Fano et Sinigaglia sont deux villes de la Marche, situées sur les bords de la mer Adriatique, et éloignées l’une de l’autre de quinze milles ; de manière que celui qui se rend à Sinigaglia a sur sa droite des hauteurs dont la base se rapproche quelquefois si près de la mer, qu’il ne reste qu’un passage extrêmement resserré entre les eaux et la montagne : l’endroit où elles s’éloignent le plus de la mer n’a guère que deux milles de largeur.

La ville de Sinigaglia est à peu près à la distance d’un jet d’arc de la base de ces montagnes, et son éloignement de la mer est tout au plus d’un mille. À côté coule une petite rivière qui baigne la partie des murs de la ville qui regarde Fano, en face de la route. Cependant, lorsqu’on arrive près de Sinigaglia, on suit une assez grande partie de chemin le long des montagnes ; mais lorsqu’on est parvenu à la rivière qui baigne les murs, on tourne sur la main gauche, et l’on suit le rivage pendant l’espace à peu près d’un trait d’arc, jusqu’à ce que l’on arrive à un pont qui traverse la rivière presque en face de la porte par laquelle on entre dans la ville, non en ligne directe, mais sur le côté : au-devant de la porte, on trouve un faubourg composé de plusieurs maisons, et d’une place dont la rive du fleuve forme un des côtés.

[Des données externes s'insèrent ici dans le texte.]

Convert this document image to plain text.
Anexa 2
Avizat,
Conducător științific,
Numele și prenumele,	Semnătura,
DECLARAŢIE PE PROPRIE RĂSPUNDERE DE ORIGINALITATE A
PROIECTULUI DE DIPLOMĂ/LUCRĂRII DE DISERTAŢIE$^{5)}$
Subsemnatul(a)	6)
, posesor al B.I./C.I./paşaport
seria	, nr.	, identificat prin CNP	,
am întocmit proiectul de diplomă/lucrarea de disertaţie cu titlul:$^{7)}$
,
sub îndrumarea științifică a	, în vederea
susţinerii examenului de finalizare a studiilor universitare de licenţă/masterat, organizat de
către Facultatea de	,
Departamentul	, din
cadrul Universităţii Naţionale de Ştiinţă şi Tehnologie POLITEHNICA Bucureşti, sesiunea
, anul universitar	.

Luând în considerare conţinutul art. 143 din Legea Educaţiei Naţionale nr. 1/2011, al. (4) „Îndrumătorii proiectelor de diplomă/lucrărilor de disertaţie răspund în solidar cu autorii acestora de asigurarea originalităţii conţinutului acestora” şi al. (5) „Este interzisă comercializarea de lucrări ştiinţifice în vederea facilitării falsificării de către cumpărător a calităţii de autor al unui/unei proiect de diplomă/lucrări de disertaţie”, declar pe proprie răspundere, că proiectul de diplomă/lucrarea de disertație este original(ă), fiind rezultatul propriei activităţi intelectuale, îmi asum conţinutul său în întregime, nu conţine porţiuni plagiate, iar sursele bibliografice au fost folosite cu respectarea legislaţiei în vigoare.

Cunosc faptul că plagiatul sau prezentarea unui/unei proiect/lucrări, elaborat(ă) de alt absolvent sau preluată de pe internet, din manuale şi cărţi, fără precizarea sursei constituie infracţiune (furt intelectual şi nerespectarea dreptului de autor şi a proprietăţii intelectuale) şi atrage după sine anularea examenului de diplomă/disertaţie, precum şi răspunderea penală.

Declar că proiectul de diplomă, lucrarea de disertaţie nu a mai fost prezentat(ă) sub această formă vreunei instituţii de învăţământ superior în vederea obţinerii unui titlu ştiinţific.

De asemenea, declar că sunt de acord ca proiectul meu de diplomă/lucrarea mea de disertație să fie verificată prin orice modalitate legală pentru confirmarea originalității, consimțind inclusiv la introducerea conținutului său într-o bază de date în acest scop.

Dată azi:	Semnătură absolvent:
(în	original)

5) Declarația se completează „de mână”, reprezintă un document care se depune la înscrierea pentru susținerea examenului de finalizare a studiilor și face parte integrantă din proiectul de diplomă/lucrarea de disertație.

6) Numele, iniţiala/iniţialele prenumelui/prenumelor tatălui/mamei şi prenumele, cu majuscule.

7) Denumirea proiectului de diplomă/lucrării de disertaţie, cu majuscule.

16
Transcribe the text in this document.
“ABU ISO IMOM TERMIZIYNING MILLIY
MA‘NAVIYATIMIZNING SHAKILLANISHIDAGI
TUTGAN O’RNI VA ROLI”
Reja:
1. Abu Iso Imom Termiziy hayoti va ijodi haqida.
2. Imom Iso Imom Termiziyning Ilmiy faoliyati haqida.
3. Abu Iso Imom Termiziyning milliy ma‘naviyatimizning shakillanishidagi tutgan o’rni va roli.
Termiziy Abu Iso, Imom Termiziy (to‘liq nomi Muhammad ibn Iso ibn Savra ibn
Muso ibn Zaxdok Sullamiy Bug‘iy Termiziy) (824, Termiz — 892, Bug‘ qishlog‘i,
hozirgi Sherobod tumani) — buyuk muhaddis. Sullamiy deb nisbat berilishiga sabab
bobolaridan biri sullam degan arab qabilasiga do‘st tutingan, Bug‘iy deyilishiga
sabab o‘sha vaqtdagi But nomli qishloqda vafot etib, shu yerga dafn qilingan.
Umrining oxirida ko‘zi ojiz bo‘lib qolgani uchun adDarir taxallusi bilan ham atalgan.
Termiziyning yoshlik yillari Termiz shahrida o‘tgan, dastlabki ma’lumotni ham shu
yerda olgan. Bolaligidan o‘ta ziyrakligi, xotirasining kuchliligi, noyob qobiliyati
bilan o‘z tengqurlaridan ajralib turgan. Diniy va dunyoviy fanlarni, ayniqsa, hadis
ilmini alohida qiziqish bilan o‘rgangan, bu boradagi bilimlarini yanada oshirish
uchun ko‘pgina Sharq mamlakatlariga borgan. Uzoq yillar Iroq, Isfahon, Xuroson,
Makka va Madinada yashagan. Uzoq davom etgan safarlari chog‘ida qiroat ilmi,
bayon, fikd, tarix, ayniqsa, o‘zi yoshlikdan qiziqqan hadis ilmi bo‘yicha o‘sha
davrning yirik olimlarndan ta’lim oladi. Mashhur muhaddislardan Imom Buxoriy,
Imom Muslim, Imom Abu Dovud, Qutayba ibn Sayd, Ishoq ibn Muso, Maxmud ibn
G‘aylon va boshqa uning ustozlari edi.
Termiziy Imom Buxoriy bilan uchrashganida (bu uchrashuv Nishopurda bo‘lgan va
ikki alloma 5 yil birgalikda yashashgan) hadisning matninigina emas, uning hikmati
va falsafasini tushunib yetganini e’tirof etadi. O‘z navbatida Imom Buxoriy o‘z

Les Vitelli et les Orsini, dans l’intention de recevoir le duc d’une manière honorable, et de pouvoir loger ses troupes, avaient donné l’ordre aux leurs de sortir de la ville, et de se retirer dans quelques châteaux forts situés à six milles environ de Sinigaglia, où ils n’avaient laissé qu’Oliverotto et sa compagnie, composée de mille hommes d’infanterie et de cent cinquante chevaux ; elle avait ses logements dans le faubourg dont je viens de parler.

Toutes les dispositions ayant été prises, le duc de Valentinois s’avança vers Sinigaglia. Lorsque la tête de sa cavalerie eut atteint le pont, elle fit halte, et une partie fit face au fleuve, tandis que l’autre regardait la campagne : elle laissa un passage au milieu pour l’infanterie, qui s’avança sans s’arrêter jusque dans la ville. Vitellozzo, Pagolo et le duc de Gravina, montés sur des mulets, vinrent à la rencontre du duc, accompagnés d’un petit nombre de cavaliers. Vitellozzo était sans armes, et couvert d’un manteau doublé de vert : la tristesse peinte sur son visage semblait présager la mort qui l’attendait, et l’on ne pouvait le voir sans étonnement, lorsqu’on réfléchissait à son courage et à sa fortune passée. On dit même que, quand il quitta ses troupes pour venir à Sinigaglia à la rencontre du duc, il leur fit ses adieux comme s’il devait les quitter pour toujours ; il recommanda sa maison et le soin de sa fortune à ses principaux officiers, et conseilla à ses neveux de ne jamais se ressouvenir de la fortune de leur maison, mais seulement de la vertu de leurs pères.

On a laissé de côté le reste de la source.